It had been two days, and already I understood what he meant. I could endure this physically, but mentally? I hadn’t thought it through.
“You will need allies.”
I was about to respond with a disheartening line about being alone. The door opened. She couldn’t be any older than me, but…the amount of leather on her. I could hear her squeak as she walked. My ratty hoodie definitely lacked her sex appeal.
“Lilith, will accompany you.”
Just like that, he gave me a guide to the Outlands? I didn’t know a thing about this woman, and having a companion thrust upon me felt a little awkward. It reminded me of those first dates where you just wish you could be done and over with it.
“We leave now.” I hoped for guidance, for a sign from Nostradamus that I was on the right track. What I got was a leather clad woman who looked like she frequented the rougher parts of town. I couldn’t object, I didn’t have time. The Valentine turned away from me and that was it. The last time I ever saw the man. What happened next was the most unsettling part of all.

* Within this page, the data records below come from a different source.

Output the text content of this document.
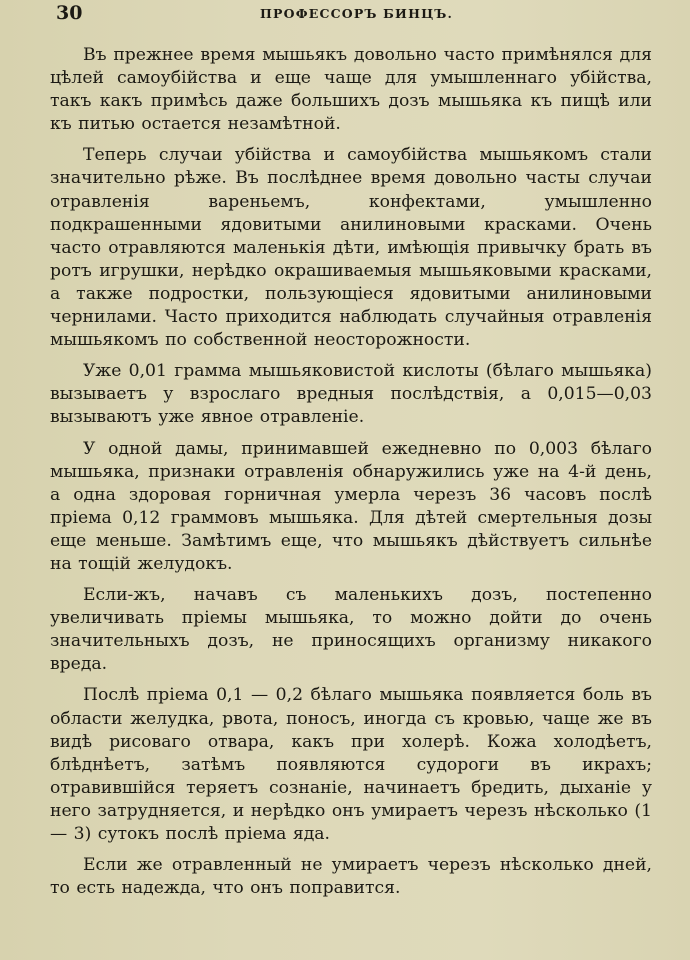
30	ПРОФЕССОРЪ БИНЦЪ.

Въ прежнее время мышьякъ довольно часто примѣнялся для цѣлей самоубійства и еще чаще для умышленнаго убійства, такъ какъ примѣсь даже большихъ дозъ мышьяка къ пищѣ или къ питью остается незамѣтной.

Теперь случаи убійства и самоубійства мышьякомъ стали значительно рѣже. Въ послѣднее время довольно часты случаи отравленія вареньемъ, конфектами, умышленно подкрашенными ядовитыми анилиновыми красками. Очень часто отравляются маленькія дѣти, имѣющія привычку брать въ ротъ игрушки, нерѣдко окрашиваемыя мышьяковыми красками, а также подростки, пользующіеся ядовитыми анилиновыми чернилами. Часто приходится наблюдать случайныя отравленія мышьякомъ по собственной неосторожности.

Уже 0,01 грамма мышьяковистой кислоты (бѣлаго мышьяка) вызываетъ у взрослаго вредныя послѣдствія, а 0,015—0,03 вызываютъ уже явное отравленіе.

У одной дамы, принимавшей ежедневно по 0,003 бѣлаго мышьяка, признаки отравленія обнаружились уже на 4-й день, а одна здоровая горничная умерла черезъ 36 часовъ послѣ пріема 0,12 граммовъ мышьяка. Для дѣтей смертельныя дозы еще меньше. Замѣтимъ еще, что мышьякъ дѣйствуетъ сильнѣе на тощій желудокъ.

Если-жъ, начавъ съ маленькихъ дозъ, постепенно увеличивать пріемы мышьяка, то можно дойти до очень значительныхъ дозъ, не приносящихъ организму никакого вреда.

Послѣ пріема 0,1 — 0,2 бѣлаго мышьяка появляется боль въ области желудка, рвота, поносъ, иногда съ кровью, чаще же въ видѣ рисоваго отвара, какъ при холерѣ. Кожа холодѣетъ, блѣднѣетъ, затѣмъ появляются судороги въ икрахъ; отравившійся теряетъ сознаніе, начинаетъ бредить, дыханіе у него затрудняется, и нерѣдко онъ умираетъ черезъ нѣсколько (1 — 3) сутокъ послѣ пріема яда.

Если же отравленный не умираетъ черезъ нѣсколько дней, то есть надежда, что онъ поправится.
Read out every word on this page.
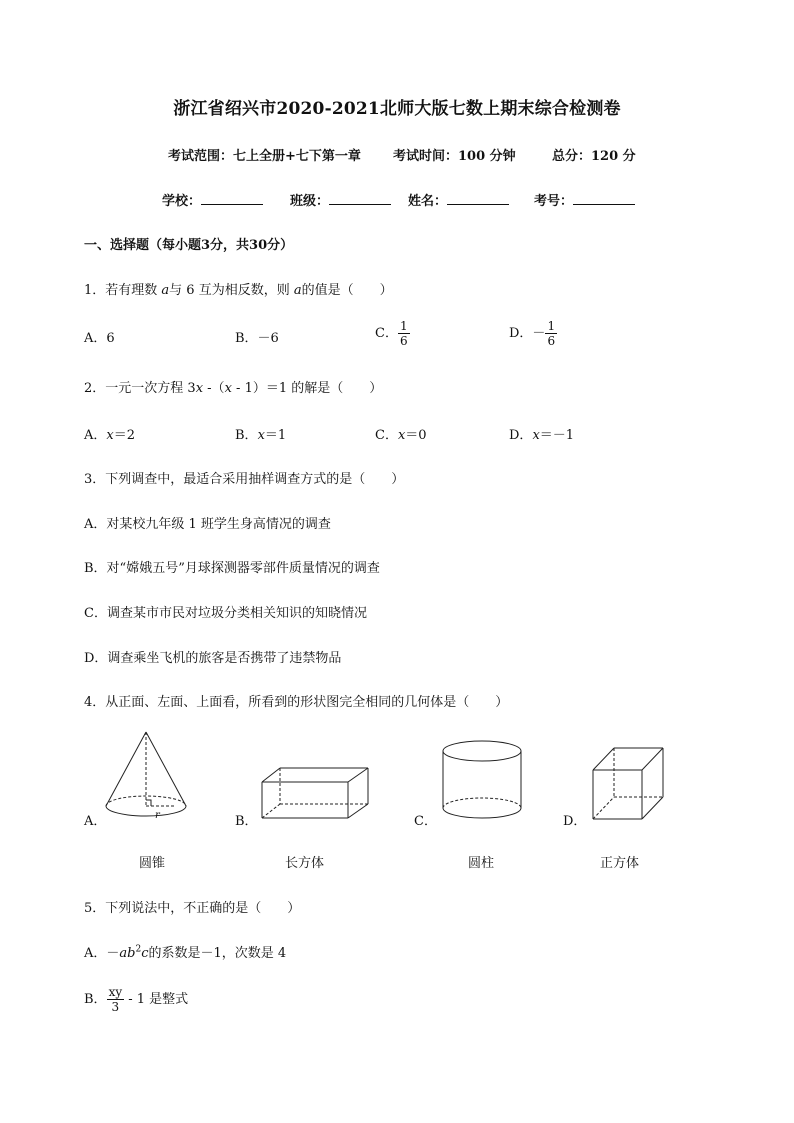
浙江省绍兴市2020-2021北师大版七数上期末综合检测卷
考试范围：七上全册+七下第一章 考试时间：100 分钟	总分：120 分
学校：	班级：	姓名：	考号：
一、选择题（每小题3分，共30分）
1．若有理数 a与 6 互为相反数，则 a的值是（　　）
A．6	B．－6	C． $\frac{1}{6}$	D．－ $\frac{1}{6}$
2．一元一次方程 3x -（x - 1）＝1 的解是（　　）
A．x＝2	B．x＝1	C．x＝0	D．x＝－1
3．下列调查中，最适合采用抽样调查方式的是（　　）
A．对某校九年级 1 班学生身高情况的调查
B．对“嫦娥五号”月球探测器零部件质量情况的调查
C．调查某市市民对垃圾分类相关知识的知晓情况
D．调查乘坐飞机的旅客是否携带了违禁物品
4．从正面、左面、上面看，所看到的形状图完全相同的几何体是（　　）
A．	r	B．	C．	D．
圆锥	长方体	圆柱	正方体
5．下列说法中，不正确的是（　　）
A．$-ab^2c$的系数是－1，次数是 4
B． $\frac{xy}{3} - 1$ 是整式
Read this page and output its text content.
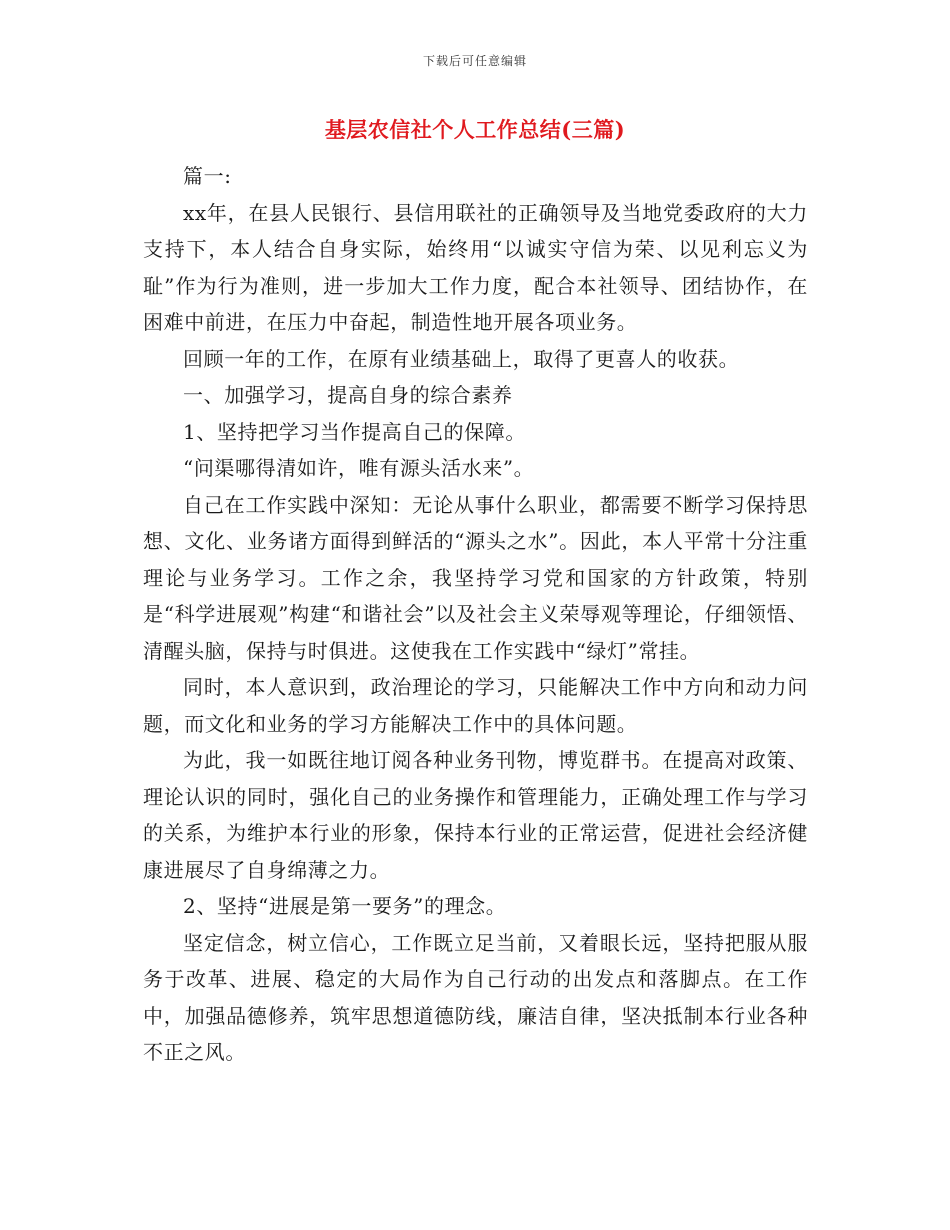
下载后可任意编辑
基层农信社个人工作总结(三篇)

篇一:

xx年，在县人民银行、县信用联社的正确领导及当地党委政府的大力支持下，本人结合自身实际，始终用“以诚实守信为荣、以见利忘义为耻”作为行为准则，进一步加大工作力度，配合本社领导、团结协作，在困难中前进，在压力中奋起，制造性地开展各项业务。

回顾一年的工作，在原有业绩基础上，取得了更喜人的收获。

一、加强学习，提高自身的综合素养

1、坚持把学习当作提高自己的保障。

“问渠哪得清如许，唯有源头活水来”。

自己在工作实践中深知：无论从事什么职业，都需要不断学习保持思想、文化、业务诸方面得到鲜活的“源头之水”。因此，本人平常十分注重理论与业务学习。工作之余，我坚持学习党和国家的方针政策，特别是“科学进展观”构建“和谐社会”以及社会主义荣辱观等理论，仔细领悟、清醒头脑，保持与时俱进。这使我在工作实践中“绿灯”常挂。

同时，本人意识到，政治理论的学习，只能解决工作中方向和动力问题，而文化和业务的学习方能解决工作中的具体问题。

为此，我一如既往地订阅各种业务刊物，博览群书。在提高对政策、理论认识的同时，强化自己的业务操作和管理能力，正确处理工作与学习的关系，为维护本行业的形象，保持本行业的正常运营，促进社会经济健康进展尽了自身绵薄之力。

2、坚持“进展是第一要务”的理念。

坚定信念，树立信心，工作既立足当前，又着眼长远，坚持把服从服务于改革、进展、稳定的大局作为自己行动的出发点和落脚点。在工作中，加强品德修养，筑牢思想道德防线，廉洁自律，坚决抵制本行业各种不正之风。
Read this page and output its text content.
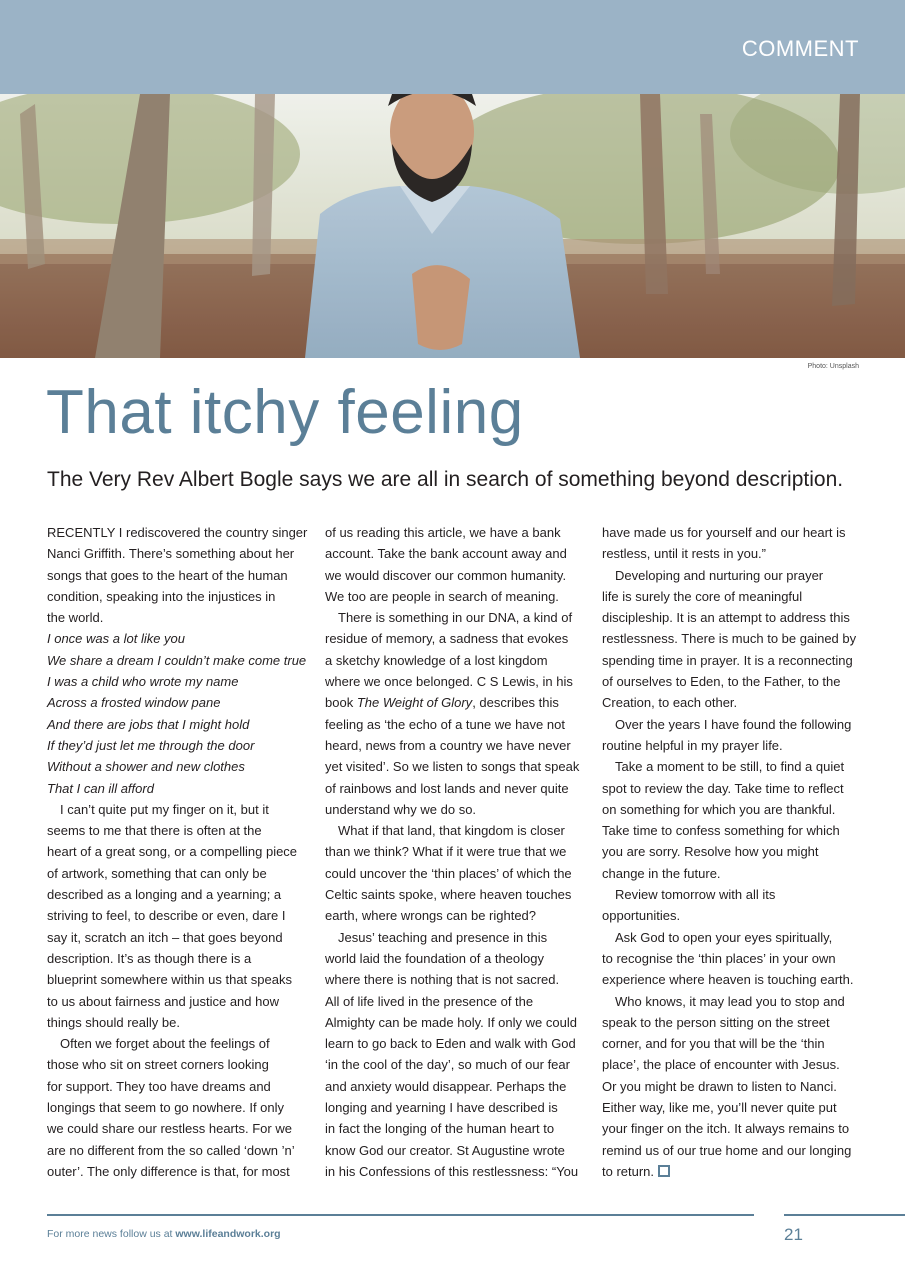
COMMENT
Photo: Unsplash
That itchy feeling

The Very Rev Albert Bogle says we are all in search of something beyond description.

RECENTLY I rediscovered the country singer

Nanci Griffith. There’s something about her

songs that goes to the heart of the human

condition, speaking into the injustices in

the world.

I once was a lot like you

We share a dream I couldn’t make come true

I was a child who wrote my name

Across a frosted window pane

And there are jobs that I might hold

If they’d just let me through the door

Without a shower and new clothes

That I can ill afford

I can’t quite put my finger on it, but it

seems to me that there is often at the

heart of a great song, or a compelling piece

of artwork, something that can only be

described as a longing and a yearning; a

striving to feel, to describe or even, dare I

say it, scratch an itch – that goes beyond

description. It’s as though there is a

blueprint somewhere within us that speaks

to us about fairness and justice and how

things should really be.

Often we forget about the feelings of

those who sit on street corners looking

for support. They too have dreams and

longings that seem to go nowhere. If only

we could share our restless hearts. For we

are no different from the so called ‘down ’n’

outer’. The only difference is that, for most

of us reading this article, we have a bank

account. Take the bank account away and

we would discover our common humanity.

We too are people in search of meaning.

There is something in our DNA, a kind of

residue of memory, a sadness that evokes

a sketchy knowledge of a lost kingdom

where we once belonged. C S Lewis, in his

book The Weight of Glory, describes this

feeling as ‘the echo of a tune we have not

heard, news from a country we have never

yet visited’. So we listen to songs that speak

of rainbows and lost lands and never quite

understand why we do so.

What if that land, that kingdom is closer

than we think? What if it were true that we

could uncover the ‘thin places’ of which the

Celtic saints spoke, where heaven touches

earth, where wrongs can be righted?

Jesus’ teaching and presence in this

world laid the foundation of a theology

where there is nothing that is not sacred.

All of life lived in the presence of the

Almighty can be made holy. If only we could

learn to go back to Eden and walk with God

‘in the cool of the day’, so much of our fear

and anxiety would disappear. Perhaps the

longing and yearning I have described is

in fact the longing of the human heart to

know God our creator. St Augustine wrote

in his Confessions of this restlessness: “You

have made us for yourself and our heart is

restless, until it rests in you.”

Developing and nurturing our prayer

life is surely the core of meaningful

discipleship. It is an attempt to address this

restlessness. There is much to be gained by

spending time in prayer. It is a reconnecting

of ourselves to Eden, to the Father, to the

Creation, to each other.

Over the years I have found the following

routine helpful in my prayer life.

Take a moment to be still, to find a quiet

spot to review the day. Take time to reflect

on something for which you are thankful.

Take time to confess something for which

you are sorry. Resolve how you might

change in the future.

Review tomorrow with all its

opportunities.

Ask God to open your eyes spiritually,

to recognise the ‘thin places’ in your own

experience where heaven is touching earth.

Who knows, it may lead you to stop and

speak to the person sitting on the street

corner, and for you that will be the ‘thin

place’, the place of encounter with Jesus.

Or you might be drawn to listen to Nanci.

Either way, like me, you’ll never quite put

your finger on the itch. It always remains to

remind us of our true home and our longing

to return.

For more news follow us at www.lifeandwork.org	21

Lilith walked down the hall, and grabbed me in close. I tried to fight, but she was incredibly strong. She held up a little black tube and ran it over my body. Whatever she found, she tossed it on the ground and slammed it with her heel. I could see the gold flicks in her eye, Body Shop enhancements. Maybe she had nano tech in her muscles giving her increased strength.
“I said, trust nobody.” I could smell the jasmine.
The sense of adventure vanished quickly. The first night I attempted to stay at a homeless shelter. Despite my clothes being freshly washed and looking well fed, I thought a shelter would be the fastest way to acclimate to my life on the run. In line with nearly a hundred folks much more in need than myself, I noted the woman admitting people had a device in her hand. Hand print scans are required to enter the shelter.
I slept on the street.
A young woman in a shawl stopped and gave me the once over. I thought I was about to get mugged or at least wrestle over my backpack. I could almost smell jasmine on her. “It don’t matter who you’re running from, trust no one. You sleep with your back to a wall and ready to keep running.” She collected herself, pulling the makeshift blanket closer about her body and shuffling off to wherever she called home. Near an old abandoned building, I put my back to the wall and made note of every escape route.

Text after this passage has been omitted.